Os tempos eram de mudança e enquanto o Diabo esfrega um olho, os padres viram entrar pela porta dentro uma aparelhagem completa que faria corar de inveja algumas das bandas mais populares da época: órgão Hammond, guitarra Fender Stratocaster, bateria Premier. Um luxo! Estava criado o Ritmo 70! Eu e o Artur na guitarra, o Moreira na bateria, o Costa no baixo e o padre Rocha no órgão. Sim, meus amigos, estávamos em 1970 e este artista encantava plateias (não muito exigentes é certo) por vários pontos do país.

Lembro-me de um espectáculo em Melres, Gondomar, onde aconteceu uma cena divertida: para amaciar a garganta o meu amigo Artur, na altura dono da guitarra solo e hoje pintor e caricaturista de talento, foi chupando, uns atrás dos outros, rebuçados da tosse. Na hora de cantar era tanto o açúcar a colar-lhe as cordas vocais que foi uma aflição para levar até ao fim “ la cucaracha”. Outro no Colégio da Bonança (Gaia) perante uma audiência feminina histérica, outro numa festa de finalistas dum colégio de St. Tirso, outro ainda em Vilarandelo, Chaves, organizado por um colégio de freiras.

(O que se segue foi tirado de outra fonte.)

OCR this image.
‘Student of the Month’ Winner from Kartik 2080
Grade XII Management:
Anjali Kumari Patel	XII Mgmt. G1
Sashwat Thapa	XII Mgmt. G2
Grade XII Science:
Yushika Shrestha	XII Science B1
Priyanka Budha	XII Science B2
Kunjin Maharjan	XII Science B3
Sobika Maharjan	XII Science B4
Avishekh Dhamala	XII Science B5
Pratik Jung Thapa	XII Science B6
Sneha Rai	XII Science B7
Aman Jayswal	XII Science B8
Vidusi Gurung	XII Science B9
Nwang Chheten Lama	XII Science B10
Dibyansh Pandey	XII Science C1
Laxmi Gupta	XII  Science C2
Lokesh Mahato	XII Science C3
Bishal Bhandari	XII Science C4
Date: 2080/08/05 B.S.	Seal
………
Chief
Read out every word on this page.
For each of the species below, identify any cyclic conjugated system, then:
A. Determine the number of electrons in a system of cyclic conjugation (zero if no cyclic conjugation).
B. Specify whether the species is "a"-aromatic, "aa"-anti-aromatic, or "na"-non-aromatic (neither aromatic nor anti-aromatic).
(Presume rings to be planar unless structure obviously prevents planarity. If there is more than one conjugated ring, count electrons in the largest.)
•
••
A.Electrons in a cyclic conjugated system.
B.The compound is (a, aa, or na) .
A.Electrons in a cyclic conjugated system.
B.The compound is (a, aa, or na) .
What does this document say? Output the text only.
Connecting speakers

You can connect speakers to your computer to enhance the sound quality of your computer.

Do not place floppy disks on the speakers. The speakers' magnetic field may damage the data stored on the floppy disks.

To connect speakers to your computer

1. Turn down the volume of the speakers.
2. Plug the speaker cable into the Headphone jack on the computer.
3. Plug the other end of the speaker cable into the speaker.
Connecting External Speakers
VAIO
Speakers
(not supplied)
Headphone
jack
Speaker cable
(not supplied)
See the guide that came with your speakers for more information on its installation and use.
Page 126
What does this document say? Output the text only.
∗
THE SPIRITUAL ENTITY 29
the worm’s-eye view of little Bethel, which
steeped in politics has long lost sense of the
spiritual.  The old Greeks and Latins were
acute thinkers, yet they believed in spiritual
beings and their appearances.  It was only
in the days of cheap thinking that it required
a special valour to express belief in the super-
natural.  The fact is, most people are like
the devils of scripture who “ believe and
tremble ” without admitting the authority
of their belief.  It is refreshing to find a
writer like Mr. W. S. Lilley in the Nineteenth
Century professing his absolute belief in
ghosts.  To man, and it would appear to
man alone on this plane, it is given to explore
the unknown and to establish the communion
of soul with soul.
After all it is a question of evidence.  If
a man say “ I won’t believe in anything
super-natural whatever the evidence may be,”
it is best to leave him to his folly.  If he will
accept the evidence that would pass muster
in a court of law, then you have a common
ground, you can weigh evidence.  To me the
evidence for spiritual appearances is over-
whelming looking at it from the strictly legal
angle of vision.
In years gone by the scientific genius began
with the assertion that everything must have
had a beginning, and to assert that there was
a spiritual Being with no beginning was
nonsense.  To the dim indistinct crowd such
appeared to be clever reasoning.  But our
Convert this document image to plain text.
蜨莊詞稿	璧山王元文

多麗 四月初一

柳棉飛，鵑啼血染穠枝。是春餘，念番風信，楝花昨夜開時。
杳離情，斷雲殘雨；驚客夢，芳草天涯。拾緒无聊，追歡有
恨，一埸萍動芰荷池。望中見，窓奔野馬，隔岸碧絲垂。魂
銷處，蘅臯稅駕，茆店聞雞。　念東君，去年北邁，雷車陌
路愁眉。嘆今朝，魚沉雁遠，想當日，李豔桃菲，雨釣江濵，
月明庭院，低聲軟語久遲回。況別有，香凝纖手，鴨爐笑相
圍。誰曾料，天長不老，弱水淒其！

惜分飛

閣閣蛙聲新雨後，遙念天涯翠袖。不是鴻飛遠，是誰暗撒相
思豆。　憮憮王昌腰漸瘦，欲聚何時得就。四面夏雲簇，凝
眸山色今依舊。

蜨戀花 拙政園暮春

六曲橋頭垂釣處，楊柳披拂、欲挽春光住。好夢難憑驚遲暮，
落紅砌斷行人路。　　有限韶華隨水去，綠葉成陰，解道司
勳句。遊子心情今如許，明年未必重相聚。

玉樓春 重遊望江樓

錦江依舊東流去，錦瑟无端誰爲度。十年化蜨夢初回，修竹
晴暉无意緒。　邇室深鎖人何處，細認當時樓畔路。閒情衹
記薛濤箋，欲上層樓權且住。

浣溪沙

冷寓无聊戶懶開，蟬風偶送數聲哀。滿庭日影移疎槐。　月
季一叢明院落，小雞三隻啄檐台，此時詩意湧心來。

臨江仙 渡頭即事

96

Mas o ponto alto foi o programa Canal 13 na RTP. O ponto alta em adrenalina (a nossa actuação foi riscada do alinhamento final e nunca foi vista por ninguém) pois para jovens dum colégio de padres estar nos bastidores de um programa de
tal grandeza a nível nacional era qualquer coisa de fantástico.
Os outros convidados estavam como nós atrás da cortina e “convivemos” com a Miss Portugal da altura, Maria João Lucas, e vimos passar ao alcance dos olhos (e das mãos) um corrupio de bailarinas com fatos de banho cetim brilhante e meias de rede na qual gostaríamos de ser pescados e arrastados para um delírio qualquer.
Antes da música já outra Arte me levara ao vaidoso prazer de recolher os aplausos de plateias que se acotovelavam para ver os artistas preferidos do colégio em dramas, em comédias, em operetas. A meu lado contracenava (e levava metade dos aplausos) o meu querido amigo António Capelo (sim! esse das novelas e dos filmes) o que me leva a pensar que o meu percurso pela vida poderia ter sido outro. Mas eu estou muito contente com este.
Até ao dia, em que numa peça dramática em três actos, eu fiz o impensável. Para meu azar eu recebia a meio do segundo acto uma deixa exactamente igual a outra que só aparecia quase no final da trama.
A minha resposta é que era diferente. Agora imaginem eu responder a meio do segundo acto a frase do final.
Resultado: metade da peça desapareceu, ninguém percebeu patavina da história e o padre director foi pessoalmente aos bastidores para me esticar as orelhas como se quisesse que elas tomassem a forma das orelhas do animal que a sua boca repetia sem cessar: - Burro, Burro, Burro!
Foi o ponto final duma carreira de sucesso.